褒め上手な先輩の「可愛い」が止まりません

「あー、あんま帰省しないって言ってたな」

「昔は毎年帰ってたらしいんだけど、『交通費がかかるから無理しなくていいよー』って言われてさ」



スパゲッティを食べながら心の中で相槌を打つ。


新幹線の運賃と高速道路の料金とガソリン代。

ふと気になって調べてみたら、予想してた額よりも高くて、「え⁉ こんなに⁉」って部屋で叫んだんだよね。



「東馬は毎年帰ってるんだっけ」

「うん。

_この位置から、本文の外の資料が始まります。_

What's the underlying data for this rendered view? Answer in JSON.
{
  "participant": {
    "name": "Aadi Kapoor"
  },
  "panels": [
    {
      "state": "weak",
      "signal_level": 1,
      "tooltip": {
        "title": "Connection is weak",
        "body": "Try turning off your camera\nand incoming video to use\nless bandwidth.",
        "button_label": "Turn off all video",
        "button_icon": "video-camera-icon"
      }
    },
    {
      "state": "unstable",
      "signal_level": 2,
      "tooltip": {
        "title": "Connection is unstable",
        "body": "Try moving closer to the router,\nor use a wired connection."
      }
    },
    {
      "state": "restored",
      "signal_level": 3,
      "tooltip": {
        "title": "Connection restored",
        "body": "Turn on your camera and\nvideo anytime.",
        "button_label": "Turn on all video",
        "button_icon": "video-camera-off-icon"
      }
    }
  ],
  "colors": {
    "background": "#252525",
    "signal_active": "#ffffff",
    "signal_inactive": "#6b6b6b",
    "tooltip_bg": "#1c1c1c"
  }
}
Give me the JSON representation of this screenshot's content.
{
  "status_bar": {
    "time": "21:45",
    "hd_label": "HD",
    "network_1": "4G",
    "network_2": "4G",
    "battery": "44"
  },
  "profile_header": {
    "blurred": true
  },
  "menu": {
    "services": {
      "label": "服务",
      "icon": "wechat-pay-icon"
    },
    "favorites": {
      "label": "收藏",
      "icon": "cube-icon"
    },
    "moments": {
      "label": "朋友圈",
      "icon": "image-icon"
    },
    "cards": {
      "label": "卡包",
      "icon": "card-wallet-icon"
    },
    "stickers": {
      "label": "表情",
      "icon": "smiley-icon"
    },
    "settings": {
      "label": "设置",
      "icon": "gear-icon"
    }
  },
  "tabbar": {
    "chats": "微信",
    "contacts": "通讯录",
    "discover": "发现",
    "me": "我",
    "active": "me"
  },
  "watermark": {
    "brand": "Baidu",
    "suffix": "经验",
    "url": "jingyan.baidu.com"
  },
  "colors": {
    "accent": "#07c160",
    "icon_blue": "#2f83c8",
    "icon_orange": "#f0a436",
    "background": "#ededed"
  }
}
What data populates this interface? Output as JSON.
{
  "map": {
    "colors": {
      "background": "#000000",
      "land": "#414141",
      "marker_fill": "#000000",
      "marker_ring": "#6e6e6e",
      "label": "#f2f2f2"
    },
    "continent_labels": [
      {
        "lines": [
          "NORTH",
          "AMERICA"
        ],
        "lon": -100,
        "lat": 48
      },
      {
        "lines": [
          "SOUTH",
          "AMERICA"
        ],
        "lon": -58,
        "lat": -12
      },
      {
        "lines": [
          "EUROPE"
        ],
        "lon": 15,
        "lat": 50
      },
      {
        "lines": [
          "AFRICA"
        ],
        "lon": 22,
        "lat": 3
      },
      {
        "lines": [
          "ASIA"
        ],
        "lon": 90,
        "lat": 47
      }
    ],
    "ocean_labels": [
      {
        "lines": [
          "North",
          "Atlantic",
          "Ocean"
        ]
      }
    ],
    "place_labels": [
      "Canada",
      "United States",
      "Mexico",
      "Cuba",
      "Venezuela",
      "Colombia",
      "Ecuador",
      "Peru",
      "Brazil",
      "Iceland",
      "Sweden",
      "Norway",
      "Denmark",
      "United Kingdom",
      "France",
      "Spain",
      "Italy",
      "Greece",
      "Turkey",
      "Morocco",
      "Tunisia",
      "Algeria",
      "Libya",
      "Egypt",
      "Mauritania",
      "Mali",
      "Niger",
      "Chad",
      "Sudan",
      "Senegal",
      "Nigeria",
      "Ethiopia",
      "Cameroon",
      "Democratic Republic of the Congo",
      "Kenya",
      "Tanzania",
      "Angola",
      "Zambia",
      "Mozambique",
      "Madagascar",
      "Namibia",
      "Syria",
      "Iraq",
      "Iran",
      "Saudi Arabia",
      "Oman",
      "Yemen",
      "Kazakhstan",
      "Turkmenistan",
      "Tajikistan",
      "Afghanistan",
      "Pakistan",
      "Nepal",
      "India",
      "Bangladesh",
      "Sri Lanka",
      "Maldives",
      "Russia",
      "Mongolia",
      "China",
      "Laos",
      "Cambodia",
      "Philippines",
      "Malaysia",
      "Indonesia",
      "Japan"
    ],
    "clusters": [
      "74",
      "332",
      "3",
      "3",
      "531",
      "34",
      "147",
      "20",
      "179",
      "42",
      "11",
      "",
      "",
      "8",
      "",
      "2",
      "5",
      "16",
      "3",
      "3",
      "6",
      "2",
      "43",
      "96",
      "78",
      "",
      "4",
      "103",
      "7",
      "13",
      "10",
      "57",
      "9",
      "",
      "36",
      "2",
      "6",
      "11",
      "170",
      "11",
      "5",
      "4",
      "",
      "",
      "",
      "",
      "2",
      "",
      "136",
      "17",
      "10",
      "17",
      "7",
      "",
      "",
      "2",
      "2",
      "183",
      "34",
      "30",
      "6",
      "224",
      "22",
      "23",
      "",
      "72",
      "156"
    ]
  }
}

近所に住んでるからよく遊びに行ってる。雪塚さんは?」

「たまに。でも、宿題以外に何もすることがないから暇なんだよね」

「わかる! 暇だよね! ここ数年は部屋で従兄弟達とずっとゲームしてるよ」

「みんなでゲームかぁ。楽しそうでいいなぁ」



兄に羨望の眼差しを向けながらお肉を頬張る雪塚先輩。

食欲があって良かったとホッとする一方で……。



「……年下の子でも容赦なくボコボコにしてそう」

「ん? 何か言った?」

「いや何も? 俺はお盆中も服作ってるよ〜」



……先輩、またサラッと誤魔化しましたけど、私の耳にはちゃんと聞こえてましたよ。

涼しい顔で話を続ける彼に心の中で語りかけたのだった。